Celle-ci surprend d’autant plus que la nomination d’Aurélie Bretonneau, fin mars 2025, avait été validée par Richard Ferrand, tout juste installé à la tête du Conseil constitutionnel.
Des tensions sur les ordonnances
Entre les deux, des “divergences” ont toutefois émergé ces derniers mois, notamment “sur la place du droit”, d’après deux sources internes.

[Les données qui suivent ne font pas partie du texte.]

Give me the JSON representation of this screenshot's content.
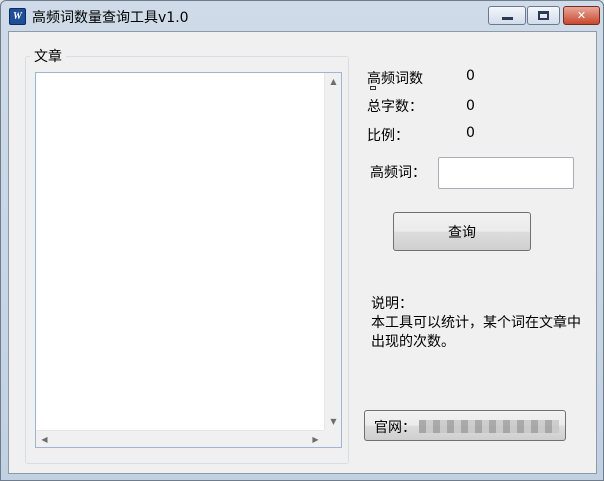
{
  "window": {
    "title": "高频词数量查询工具v1.0",
    "app_icon_letter": "W"
  },
  "titlebar_buttons": {
    "minimize": "minimize-icon",
    "maximize": "maximize-icon",
    "close_glyph": "✕"
  },
  "article": {
    "group_label": "文章",
    "text": ""
  },
  "stats": {
    "high_freq_count_label": "高频词数",
    "high_freq_count_value": "0",
    "total_chars_label": "总字数：",
    "total_chars_value": "0",
    "ratio_label": "比例：",
    "ratio_value": "0"
  },
  "query": {
    "word_label": "高频词：",
    "word_value": "",
    "button_label": "查询"
  },
  "description": {
    "title": "说明：",
    "body": "本工具可以统计，某个词在文章中出现的次数。"
  },
  "website": {
    "label": "官网："
  }
}
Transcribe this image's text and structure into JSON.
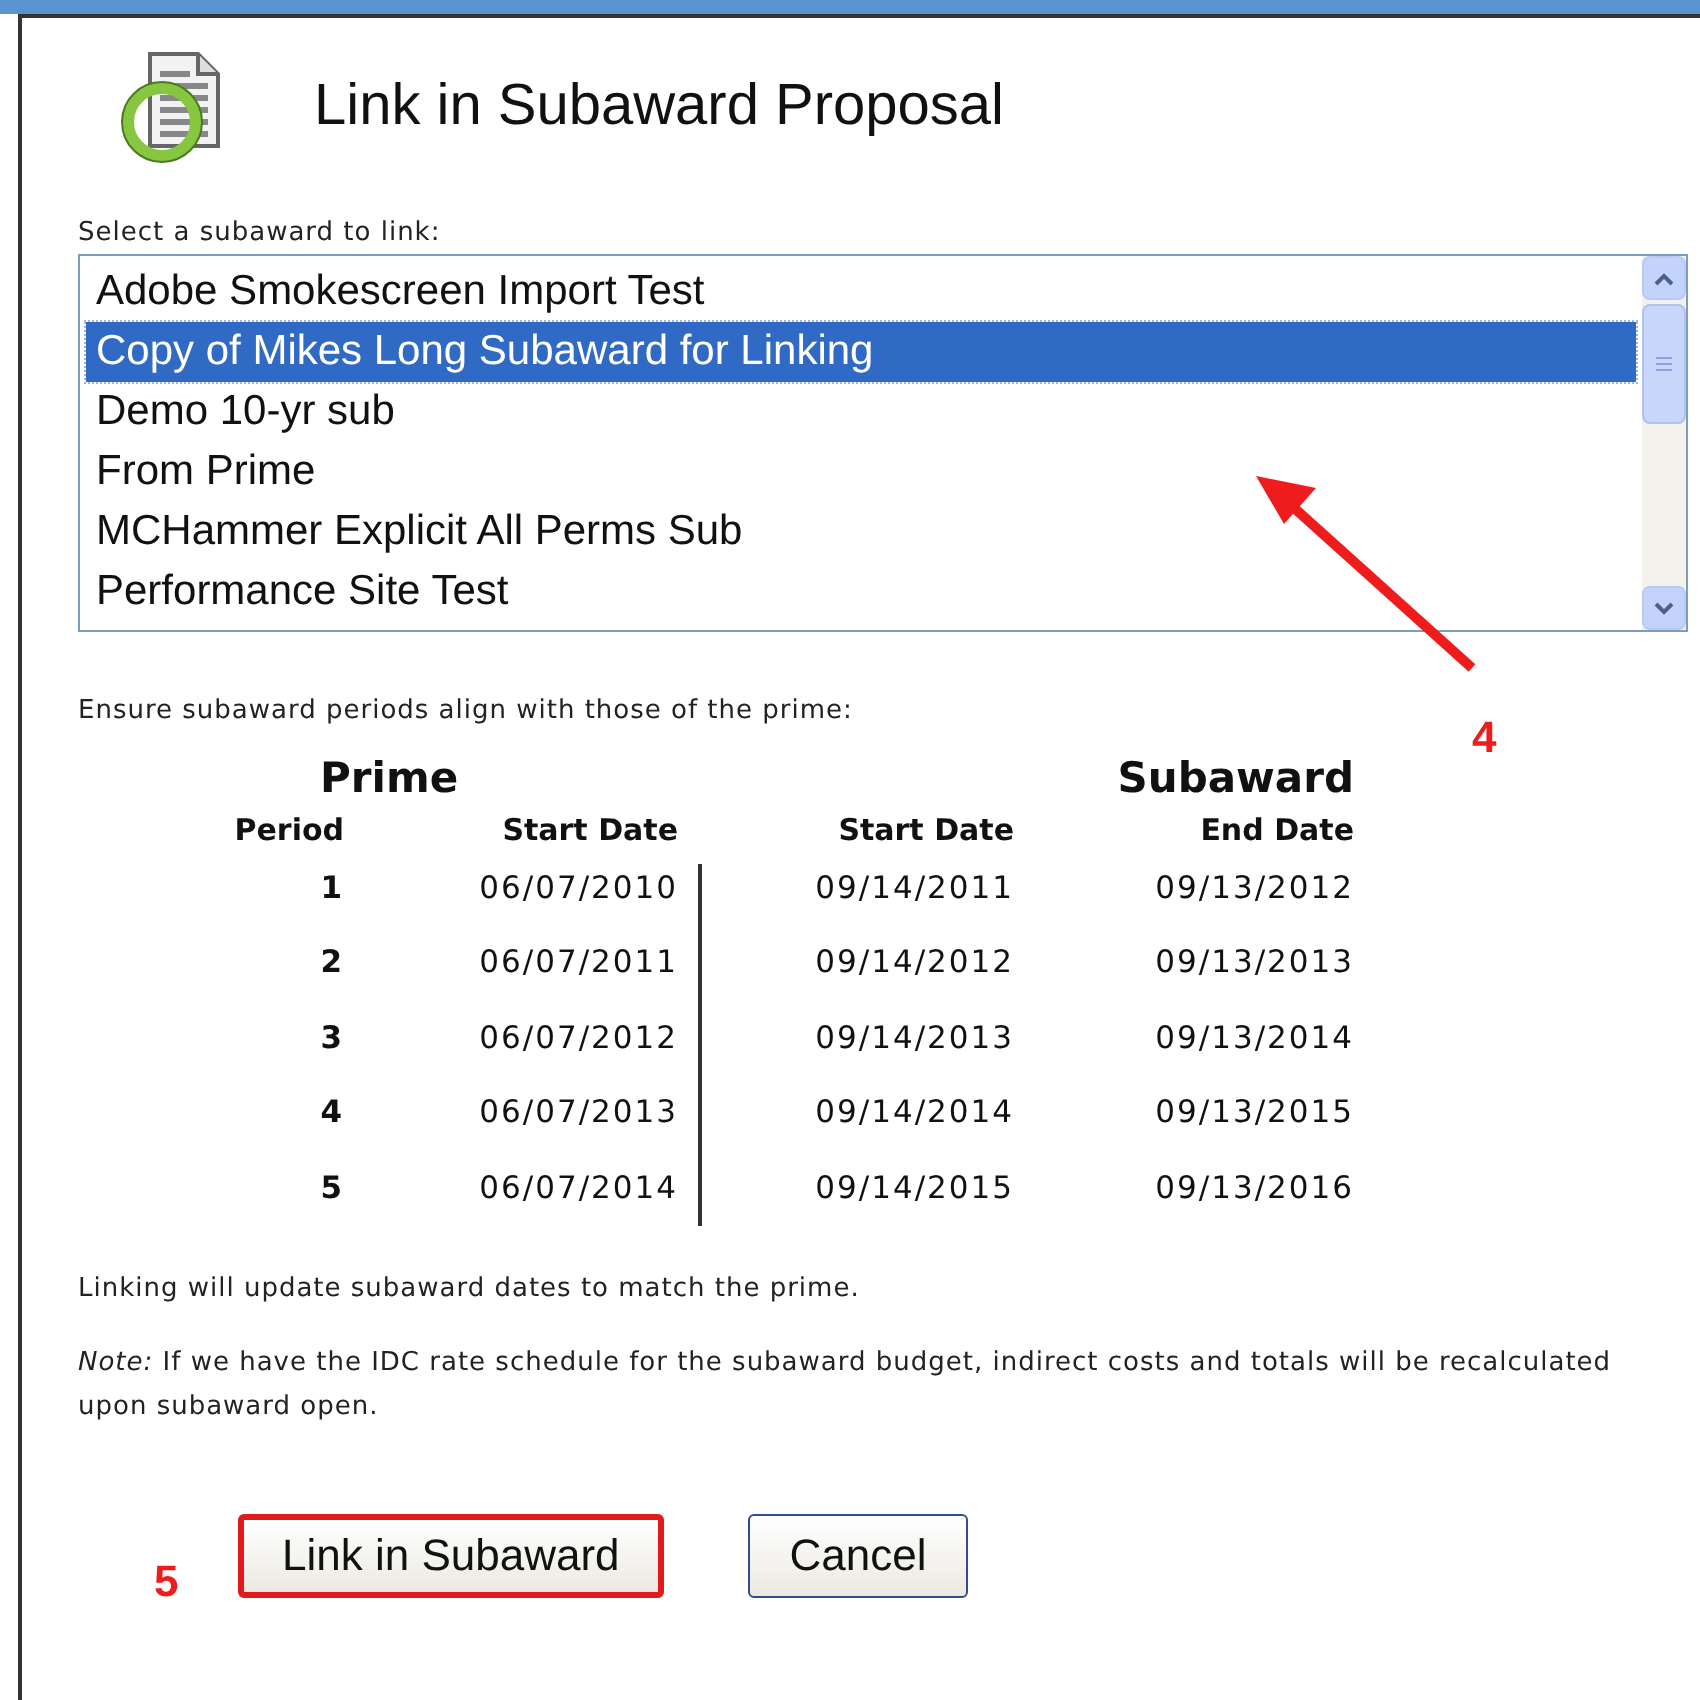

Selon l’une d’elles, des tensions sont apparues à la fin de l’année dernière. Le gouvernement envisageait alors de recourir aux ordonnances pour faire adopter son budget. Un débat entre spécialistes a rapidement émergé sur la compétence de la Rue de Montpensier dans pareil cas. La secrétaire générale a détaillé sa position dans une note, estimant d’une part que le contrôle du texte reviendrait au Conseil d’Etat et non au Conseil constitutionnel et d’autre part que ces ordonnances devaient se borner à la copie initiale présentée par le gouvernement, et donc sans la possibilité de conserver des amendements. Deux points dont le sens a déplu à Richard Ferrand.
“Aurélie Bretonneau n’est pas du genre à transiger sur la défense de l’Etat de droit, ni sur la rigueur du raisonnement juridique, ni sur l’indépendance de l’institution. Si c’est cela qui a dérangé, c’est un problème majeur”, confie une haute fonctionnaire, qui dit son “immense perplexité”.
Après trois années comme numéro deux du Secrétariat général du gouvernement, cette conseillère d’Etat avait succédé à Jean Maïa, qui avait épaulé Laurent Fabius pendant près de huit ans comme secrétaire général. A ce poste stratégique, elle pilotait le travail juridique de l’institution, supervisait l’instruction des dossiers et veillait à la solidité des décisions rendues rue de Montpensier.
Contacté lundi soir, Richard Ferrand n’a pas répondu à l’heure où nous publions ces lignes. Aurélie Bretonneau n’a pas non plus souhaité commenter.